I tried cutting it on my table saw in my work shop. I was getting a little bit of split out. It is important to run the grain in the right direction to not get break out. The veneers I was cutting the grain was going in both directions due to the angle of the V orientation chosen for the book matching.

The figured maple also tends to have alternating grain any way. My blade was quite blunt and was not a finer toothed blade. I decided to also see how it would cut at tafe using their saw.



I was still getting split out on the grain when cutting the veneer through the jig on the panel saw. It was mainly splitting at the area that was not clamping down properly. I reckon this jig would work on other veneer that wasn't so buckled. The figured maple veneer needed to have a very clean jig and I wasn't going to be able to obtain it with this jig. I decided to abandon this and attempt to go and do it on the jointer again.



I had to make another two clamp cauls to hold in the veneer for the sides to clean the joints when running over the jointer. The first pass consisted 8 veneer pieces between the cauls. Than the second set up for the sides only required 4 veneer pieces for doing the other necessary joint sides.



With this also you need to make sure that the grain is going the right way so it does not chip out. Unfortunately the grain changes in direction and chipping out happens. In this case the grain direction needs to face away from the oration of the jointer blades. You can usually tell from the direction of the growth rings.

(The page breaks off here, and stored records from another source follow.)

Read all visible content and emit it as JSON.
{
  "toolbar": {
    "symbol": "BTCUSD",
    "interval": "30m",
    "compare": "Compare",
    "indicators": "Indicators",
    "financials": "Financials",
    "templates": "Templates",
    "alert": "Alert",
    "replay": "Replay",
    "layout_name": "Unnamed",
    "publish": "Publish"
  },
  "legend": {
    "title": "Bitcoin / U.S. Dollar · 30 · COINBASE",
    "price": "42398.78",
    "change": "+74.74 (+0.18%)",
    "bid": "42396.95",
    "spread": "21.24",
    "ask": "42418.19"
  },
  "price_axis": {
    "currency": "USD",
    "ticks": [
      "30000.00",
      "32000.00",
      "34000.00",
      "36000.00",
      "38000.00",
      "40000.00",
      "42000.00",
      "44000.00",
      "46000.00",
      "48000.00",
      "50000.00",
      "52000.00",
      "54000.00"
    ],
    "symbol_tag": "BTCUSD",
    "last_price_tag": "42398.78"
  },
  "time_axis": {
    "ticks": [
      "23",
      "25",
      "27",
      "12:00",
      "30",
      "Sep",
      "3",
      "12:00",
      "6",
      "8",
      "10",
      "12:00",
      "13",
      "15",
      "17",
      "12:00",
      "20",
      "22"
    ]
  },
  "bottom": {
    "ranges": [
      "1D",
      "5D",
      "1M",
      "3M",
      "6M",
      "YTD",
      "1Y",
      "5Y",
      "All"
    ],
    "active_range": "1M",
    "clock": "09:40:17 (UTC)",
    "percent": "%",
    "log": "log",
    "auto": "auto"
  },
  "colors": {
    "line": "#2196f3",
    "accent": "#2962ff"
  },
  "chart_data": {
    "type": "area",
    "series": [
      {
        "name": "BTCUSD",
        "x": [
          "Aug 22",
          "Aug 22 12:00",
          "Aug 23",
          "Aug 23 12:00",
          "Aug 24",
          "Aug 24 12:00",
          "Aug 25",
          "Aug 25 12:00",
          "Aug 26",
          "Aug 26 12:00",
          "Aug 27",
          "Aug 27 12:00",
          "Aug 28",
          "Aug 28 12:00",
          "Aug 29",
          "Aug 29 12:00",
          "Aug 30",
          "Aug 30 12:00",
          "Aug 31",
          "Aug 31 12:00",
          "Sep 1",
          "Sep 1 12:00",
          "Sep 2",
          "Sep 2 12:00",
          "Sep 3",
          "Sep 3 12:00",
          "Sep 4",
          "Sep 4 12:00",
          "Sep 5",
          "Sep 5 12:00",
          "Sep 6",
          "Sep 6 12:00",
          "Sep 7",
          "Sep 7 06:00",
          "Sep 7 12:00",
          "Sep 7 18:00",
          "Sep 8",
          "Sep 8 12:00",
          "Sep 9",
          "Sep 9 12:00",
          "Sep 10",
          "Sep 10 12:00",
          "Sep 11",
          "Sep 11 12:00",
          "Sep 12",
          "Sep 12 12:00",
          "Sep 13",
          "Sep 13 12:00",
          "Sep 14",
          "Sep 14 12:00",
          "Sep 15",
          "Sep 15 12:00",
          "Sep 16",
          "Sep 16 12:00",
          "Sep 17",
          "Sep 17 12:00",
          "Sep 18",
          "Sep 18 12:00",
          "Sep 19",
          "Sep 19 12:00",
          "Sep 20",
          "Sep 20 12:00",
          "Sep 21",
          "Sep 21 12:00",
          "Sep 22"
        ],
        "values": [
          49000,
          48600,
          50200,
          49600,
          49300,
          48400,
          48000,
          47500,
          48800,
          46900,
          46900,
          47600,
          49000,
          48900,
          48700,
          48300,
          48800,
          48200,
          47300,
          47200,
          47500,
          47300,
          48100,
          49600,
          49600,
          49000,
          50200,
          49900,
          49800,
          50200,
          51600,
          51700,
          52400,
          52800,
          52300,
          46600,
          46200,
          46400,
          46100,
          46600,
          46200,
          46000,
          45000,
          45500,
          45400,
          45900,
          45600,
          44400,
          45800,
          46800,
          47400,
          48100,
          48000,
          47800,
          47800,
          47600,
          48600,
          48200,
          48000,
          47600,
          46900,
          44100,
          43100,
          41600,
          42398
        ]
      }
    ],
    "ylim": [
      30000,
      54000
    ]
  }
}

This is a diagram that shows cutter rotation and grain direction in which the board should be placed over.



The grain for some of the Ikebana base and top drawer base was a little bit tricky. This was more the middle joint section for the two large veneer pieces. I was having splitting problems due to the grain going in different directions. The fiddle back doesn't help as well in some cases.




Had planed these sections to get a cleaner joint. Although my hand skills need more practice.




Taped veneer pieces together down veneer joint with painters tape. To get a tighter joint I decided to not press up the veneer to the substrate that day. I wanted the joints to become tighter so I just placed them under some boards to keep them flat. The moisture from the air will expand the veneer more and make the joints tighter.

This should close up some of the small gaps. Blond veneer is really hard to hide the joint so extra measures need to be taken some times.



Cutting off the off cut sections that are not needed. These off cut pieces will be used later down the track for other projects.


Scoring and sanding the counter veneer faces that will have glue applied over it and have the figured maple veneer laid over it.


Applying the polyurethane over the glue faces for the ikebana base panel and top drawer base panel.



Knocked in brads near joint line in offset sections and taped the veneer down to the panel to prevent further slipping when being pressed up.


Placing between clamp cauls and baking paper.




Placed in press and now will need to be left for four hours plus.



Scoring sand sanding glue faces on the counter veneer for sides.



Making baking paper glue blankets.



Applying the polyurethane glue to the sides. When laying down the veneer need to make sure that its being place up the right way in connection to grain direction of the wenge on the other die. I drew arrows in which way the veneer needed to be placed on the edges.


Taped down to the panel and knocked in brads next to the joint lines in the offset sections. Placed in press and will need to be left for four hours.